Of course, in and of itself, religion is necessarily relational, for it is nothing more than a re-ligation of mankind to God. To posit anything on the contrary is preposterous. However, as a Roman Catholic, I think I have an interesting view on this entire diatribe, for the Church is often the great example of Babylon to all “relationship-loving” Christians. To them, we are nothing more than Pharisees in medieval liturgical garb.
Indeed, it is the Liturgy itself which is a major point of contention for non-Catholics, for it seems like the recitation of set prayers in order to move the hand of God to our will. (If they bothered to investigate our beliefs, they would know that such a view is abberant in all good Catholic theology, but alas, they often do not even look beyond the depth of our skin.) From my experiences (which I will admit are limited), it is believed that a relationship is only possible when individualism reigns, allowing the individual, without encumbrance, to experience the divine life, almost like experiencing some sort of divine ecstacy. Because of this, shared liturgical worship is viewed as an abberation, a destroying of man’s capacity for union with God.
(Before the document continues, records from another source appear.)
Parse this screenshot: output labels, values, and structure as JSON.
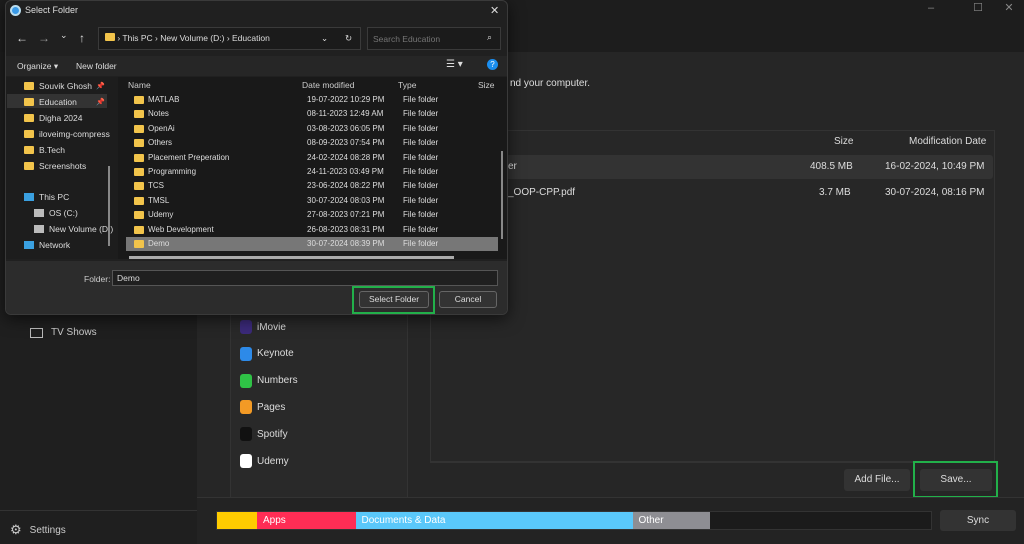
{
  "app": {
    "window_controls": [
      "minimize",
      "maximize",
      "close"
    ],
    "description_fragment": "nd your computer.",
    "sidebar": {
      "tv_shows": "TV Shows",
      "settings": "Settings"
    },
    "apps": [
      "iMovie",
      "Keynote",
      "Numbers",
      "Pages",
      "Spotify",
      "Udemy"
    ],
    "app_colors": [
      "#3b2a7a",
      "#2d8ae8",
      "#2fc246",
      "#f39a25",
      "#111111",
      "#ffffff"
    ],
    "table": {
      "headers": {
        "size": "Size",
        "date": "Modification Date"
      },
      "rows": [
        {
          "name": "er",
          "size": "408.5 MB",
          "date": "16-02-2024, 10:49 PM"
        },
        {
          "name": "_OOP-CPP.pdf",
          "size": "3.7 MB",
          "date": "30-07-2024, 08:16 PM"
        }
      ]
    },
    "add_file": "Add File...",
    "save": "Save...",
    "sync": "Sync",
    "storage": [
      {
        "label": "",
        "color": "#ffcc00",
        "percent": 5.6
      },
      {
        "label": "Apps",
        "color": "#ff2d55",
        "percent": 13.8
      },
      {
        "label": "Documents & Data",
        "color": "#5ac8fa",
        "percent": 38.8
      },
      {
        "label": "Other",
        "color": "#8e8e93",
        "percent": 10.8
      }
    ]
  },
  "dialog": {
    "title": "Select Folder",
    "breadcrumb": [
      "This PC",
      "New Volume (D:)",
      "Education"
    ],
    "search_placeholder": "Search Education",
    "organize": "Organize",
    "new_folder": "New folder",
    "nav_pane": {
      "quick": [
        {
          "label": "Souvik Ghosh",
          "pinned": true
        },
        {
          "label": "Education",
          "pinned": true,
          "selected": true
        },
        {
          "label": "Digha 2024"
        },
        {
          "label": "iloveimg-compress"
        },
        {
          "label": "B.Tech"
        },
        {
          "label": "Screenshots"
        }
      ],
      "this_pc": "This PC",
      "drives": [
        "OS (C:)",
        "New Volume (D:)"
      ],
      "network": "Network"
    },
    "columns": {
      "name": "Name",
      "date": "Date modified",
      "type": "Type",
      "size": "Size"
    },
    "files": [
      {
        "name": "MATLAB",
        "date": "19-07-2022 10:29 PM",
        "type": "File folder"
      },
      {
        "name": "Notes",
        "date": "08-11-2023 12:49 AM",
        "type": "File folder"
      },
      {
        "name": "OpenAi",
        "date": "03-08-2023 06:05 PM",
        "type": "File folder"
      },
      {
        "name": "Others",
        "date": "08-09-2023 07:54 PM",
        "type": "File folder"
      },
      {
        "name": "Placement Preperation",
        "date": "24-02-2024 08:28 PM",
        "type": "File folder"
      },
      {
        "name": "Programming",
        "date": "24-11-2023 03:49 PM",
        "type": "File folder"
      },
      {
        "name": "TCS",
        "date": "23-06-2024 08:22 PM",
        "type": "File folder"
      },
      {
        "name": "TMSL",
        "date": "30-07-2024 08:03 PM",
        "type": "File folder"
      },
      {
        "name": "Udemy",
        "date": "27-08-2023 07:21 PM",
        "type": "File folder"
      },
      {
        "name": "Web Development",
        "date": "26-08-2023 08:31 PM",
        "type": "File folder"
      },
      {
        "name": "Demo",
        "date": "30-07-2024 08:39 PM",
        "type": "File folder",
        "selected": true
      }
    ],
    "folder_label": "Folder:",
    "folder_value": "Demo",
    "select_folder": "Select Folder",
    "cancel": "Cancel"
  }
}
I would argue, however, that the Liturgy is the only way by which the Church, the Body of Christ, can truly communicate with God. Proper Liturgy allows for a relationship with the Divine precisely because relationships are never individualistic but are lived out in a network of related individuals. Additionally, if that relationship is truly to be grounded in Love, it requires that the relationship transcend even the barrier of time. Although the Liturgy changes with the passage of years (as it should), it still remains an organic experience of the Body of Christ through the ages. Of course, one cannot speak of the Catholic Liturgy without reference to the Eucharist. In the Blessed Sacrament, we partake in the very being of God, drawn upward by his loving hand toward the fullness of relationship with the Trinity, transcending all boundaries. Indeed, stuffy Catholic religion allows for a far greater relationship than the chumminess of relationship-only Christianity.